Изменить размер шрифта - +

— Все это уже не важно, Уэйд. Твои родители — пропащие люди. Они уже ничем не могут тебе помочь. Они уже ничего не чувствуют и ни о чем не мечтают. Единственное, что стоит принимать в расчет, это вечность.

— Нет, Бет, перестань... — Уэйд открыл глаза и сел. Потом заглянул ей в глаза. — Мы это уже проходили. Если твой родитель не обращает на тебя никакого внимания первые пятнадцать лет, даже не скажет «здравствуй» или «до свиданья», не говоря уж о том, чтобы научить тебя бриться или играть в бейсбол, — а общается с тобой только с помощью кулаков, то это жестоко — это все равно что посадить ребенка в одиночку.

— Пожалуй, я бы выбрала такую жестокость.

Уэйд откинулся на подушки.

— Не надо накликивать на себя жестокость. Даже мысленно. — Он повернулся на бок и погладил Бет по щекам. В детстве у нее были прыщи, и при виде оставшихся от них шрамов Уэйду становилось грустно. — Не надо.

Бет ничего не ответила.

— Нашему малышу не придется ничего бояться, — сказал Уэйд. — На нашего малыша никогда не будут кричать. Мы будем любить нашего малыша вечно. Мы не пьем. Не колемся. Не читаем нотаций. Мы...

— Стой.

— А? Почему?

— Потому что мы порченые. Мы больше уже не нормальные люди, Уэйд, мы оба. Не то чтобы мы прокляты или что еще, но мы...

— Что мы?

Бет привстала, прикурила итальянскую сигарету от розовой пластмассовой зажигалки и выпустила дым.

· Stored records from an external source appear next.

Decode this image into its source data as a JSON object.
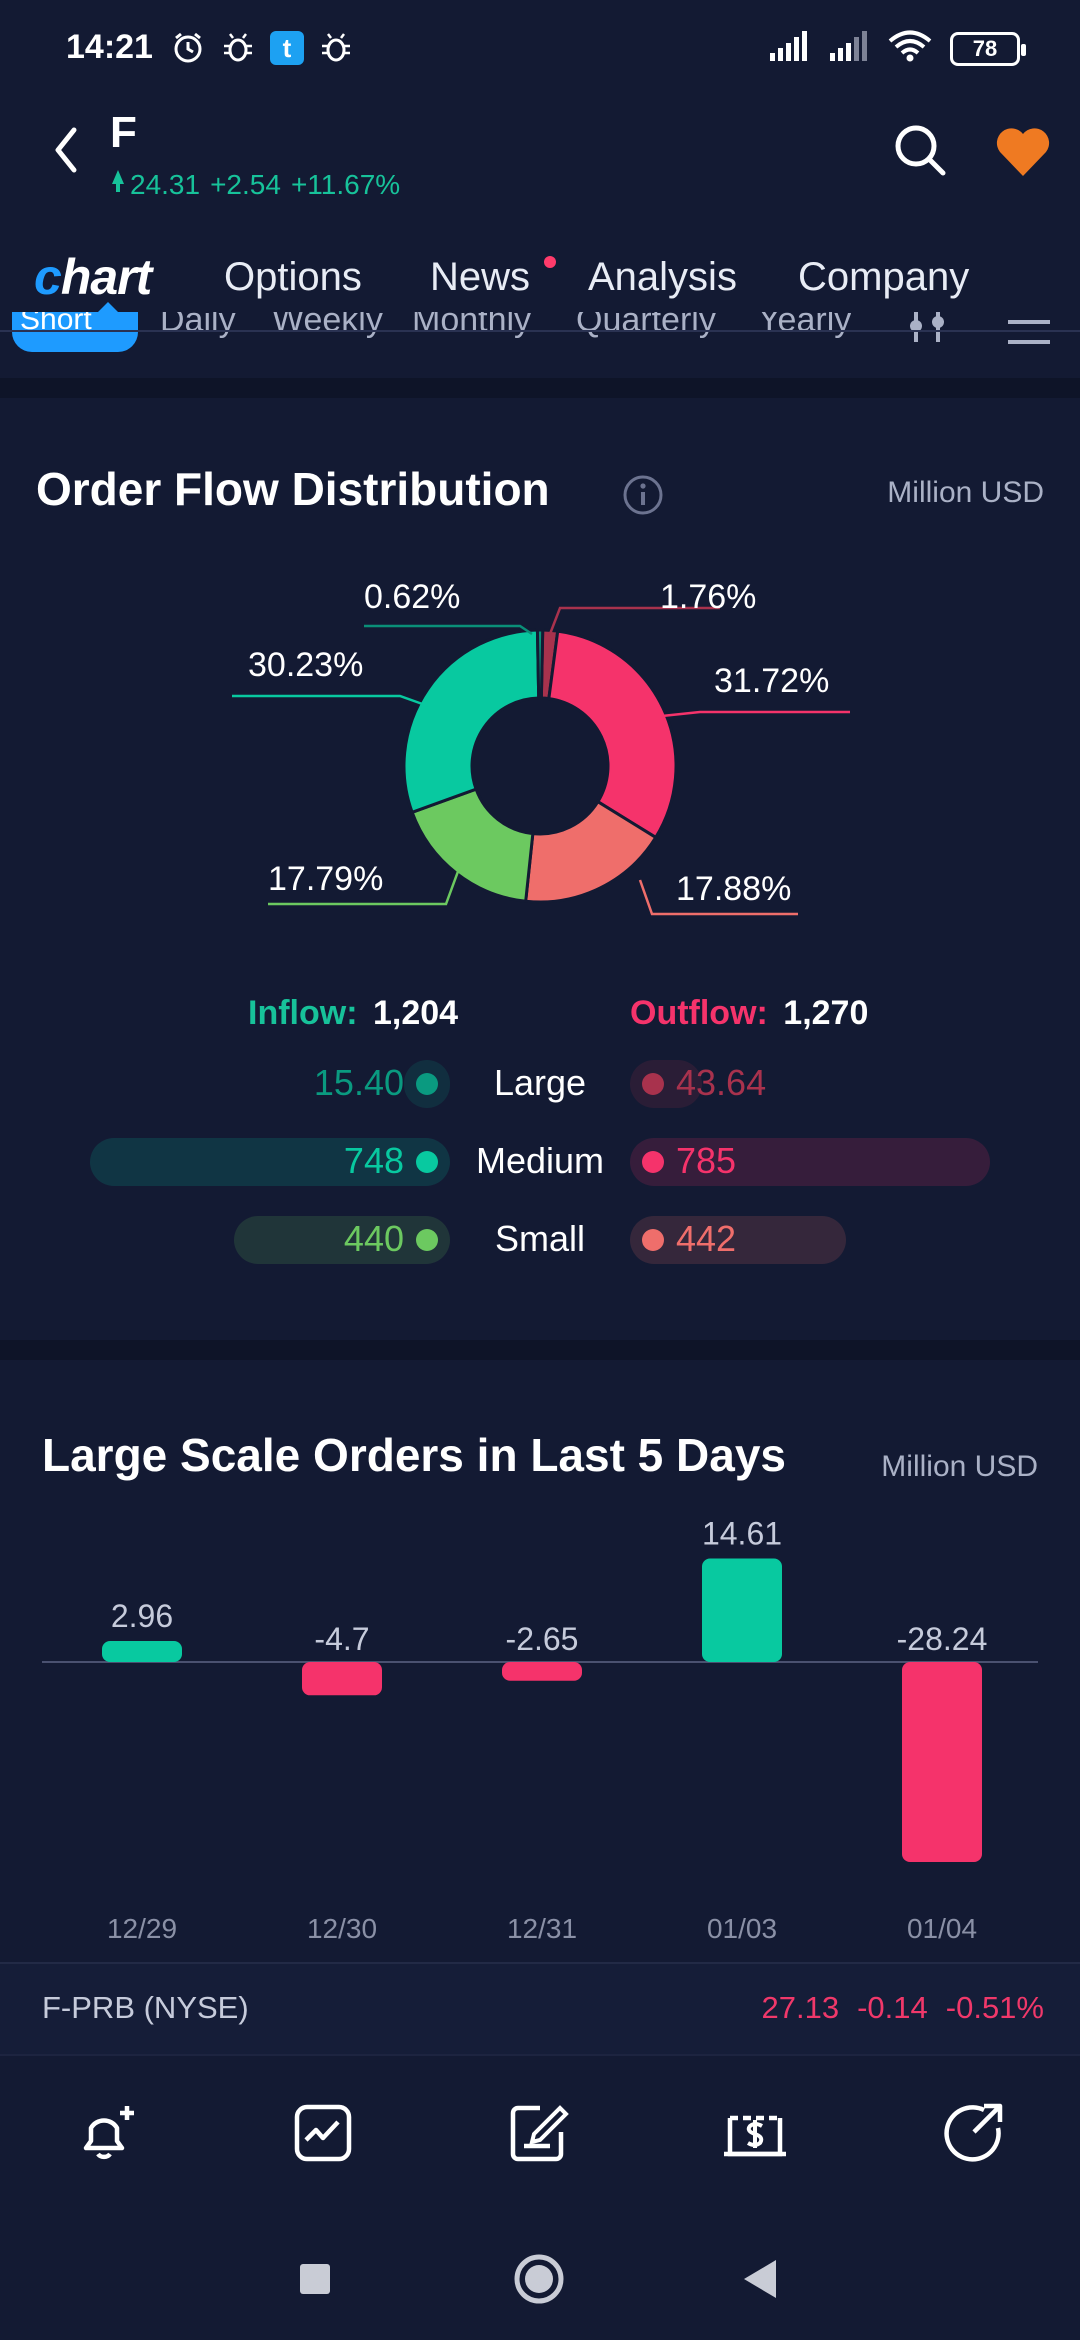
{
  "status_bar": {
    "time": "14:21",
    "left_icons": [
      "alarm-icon",
      "bug-icon",
      "t-app-icon",
      "bug-icon"
    ],
    "t_badge": "t",
    "right_icons": [
      "signal-icon",
      "signal-icon",
      "wifi-icon"
    ],
    "battery": "78"
  },
  "header": {
    "ticker": "F",
    "price": "24.31",
    "change": "+2.54",
    "change_pct": "+11.67%",
    "up_color": "#17c29a"
  },
  "tabs": {
    "chart_prefix": "c",
    "chart_rest": "hart",
    "items": [
      "Options",
      "News",
      "Analysis",
      "Company"
    ]
  },
  "subtabs": {
    "items": [
      "Short",
      "Daily",
      "Weekly",
      "Monthly",
      "Quarterly",
      "Yearly"
    ]
  },
  "order_flow": {
    "title": "Order Flow Distribution",
    "unit": "Million USD",
    "donut": [
      {
        "label": "31.72%",
        "value": 31.72,
        "color": "#f5336b"
      },
      {
        "label": "17.88%",
        "value": 17.88,
        "color": "#ef6e6b"
      },
      {
        "label": "17.79%",
        "value": 17.79,
        "color": "#6cc960"
      },
      {
        "label": "30.23%",
        "value": 30.23,
        "color": "#08c9a0"
      },
      {
        "label": "0.62%",
        "value": 0.62,
        "color": "#0a8f78"
      },
      {
        "label": "1.76%",
        "value": 1.76,
        "color": "#a8324d"
      }
    ],
    "inflow_label": "Inflow:",
    "inflow_value": "1,204",
    "outflow_label": "Outflow:",
    "outflow_value": "1,270",
    "rows": [
      {
        "label": "Large",
        "in": "15.40",
        "out": "43.64",
        "in_frac": 0.08,
        "out_frac": 0.2
      },
      {
        "label": "Medium",
        "in": "748",
        "out": "785",
        "in_frac": 1.0,
        "out_frac": 1.0
      },
      {
        "label": "Small",
        "in": "440",
        "out": "442",
        "in_frac": 0.6,
        "out_frac": 0.6
      }
    ],
    "colors": {
      "in_large": "#0a9a80",
      "in_medium": "#08c9a0",
      "in_small": "#6cc960",
      "out_large": "#a8324d",
      "out_medium": "#f5336b",
      "out_small": "#ef6e6b"
    }
  },
  "large_orders": {
    "title": "Large Scale Orders in Last 5 Days",
    "unit": "Million USD"
  },
  "chart_data": {
    "type": "bar",
    "title": "Large Scale Orders in Last 5 Days",
    "categories": [
      "12/29",
      "12/30",
      "12/31",
      "01/03",
      "01/04"
    ],
    "values": [
      2.96,
      -4.7,
      -2.65,
      14.61,
      -28.24
    ],
    "value_labels": [
      "2.96",
      "-4.7",
      "-2.65",
      "14.61",
      "-28.24"
    ],
    "ylabel": "Million USD",
    "ylim": [
      -28.24,
      14.61
    ],
    "grid": false,
    "colors": {
      "positive": "#08c9a0",
      "negative": "#f5336b"
    }
  },
  "quote_line": {
    "name": "F-PRB (NYSE)",
    "price": "27.13",
    "change": "-0.14",
    "change_pct": "-0.51%"
  },
  "action_bar": {
    "icons": [
      "add-alert-icon",
      "trade-chart-icon",
      "note-edit-icon",
      "trade-dollar-icon",
      "share-icon"
    ]
  },
  "nav_bar": {
    "icons": [
      "recent-apps-icon",
      "home-icon",
      "back-nav-icon"
    ]
  }
}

— Когда я была маленькой, у нас был такой садик. Как и у всех, дело-то было в Южной Каролине. Мои родители, особенно мама, были никудышные садовники, но год от года у них вырастало сколько-то овощей: всякая скучная картошка да капуста — немного салата, немного табака и тыкв, которые папа сажал каждый год. И ни одного цветка. — Она снова затянулась. — Но вот настал год, когда они совсем запили, и им на все стало наплевать, они переключились на то, чтобы не давать друг другу жизни. А садик совсем забросили. Перестали обращать на него внимание, а мне тогда было двенадцать, и я считала, что работа по саду — не для двенадцатилетних. Я начала курить и каталась с ребятами постарше в машинах. Но я никогда не переставала наблюдать за садом. Сорняки растут очень быстро. А потом на помощь им приходят кролики. Капуста одичала, а когда капуста дичает, то у нее такой вид — даже не знаю, как сказать, — как у бездомного бродяги. А потом ее съели жучки. И горох уже больше не появлялся. Я уходила в сад курить, когда по дому начинали летать стулья. Я шла посмотреть, что бывает с садом, который утратил своих хозяев. Выжило очень немногое, кое-где: кустик картошки, луковка. Мята.

— И?

— Этот сад — мы с тобой, Уэйд. Мы — сад, брошенный своими садовниками. Сад продолжает жить, но уже никогда не станет снова настоящим садом.

— Бет, все совершенно не так.

— Уэйд. Ты уже почти в Доме Господнем. Осталось только подыскать тебе комнату. — Тремя этажами ниже прогудела, проезжая под окнами пансиона, полицейская машина. Бет отвернулась. — Вот и Европу я тоже ненавижу.

— Что у тебя на уме, Бет?

— Тсс, Уэйд. Я помню, что в нашей группе нас учили верить в Чудеса. Но мы с тобой все равно — запущенный сад.

Сердце Уэйда разбилось, как яйцо о кухонный пол. Его чувство времени обострилось. Это был момент, когда молот ударяет по наковальне, сковывая цепь звено за звеном, и любовь становится только сильнее, реальнее, глубже и постоянней. Уэйд увидел правду в словах Бет. В сердце своем он согласился с ней и подумал о том, как его ребенок будет подрастать и расцветать, когда кролики и личинки уже давным-давно не оставят от него самого и следа.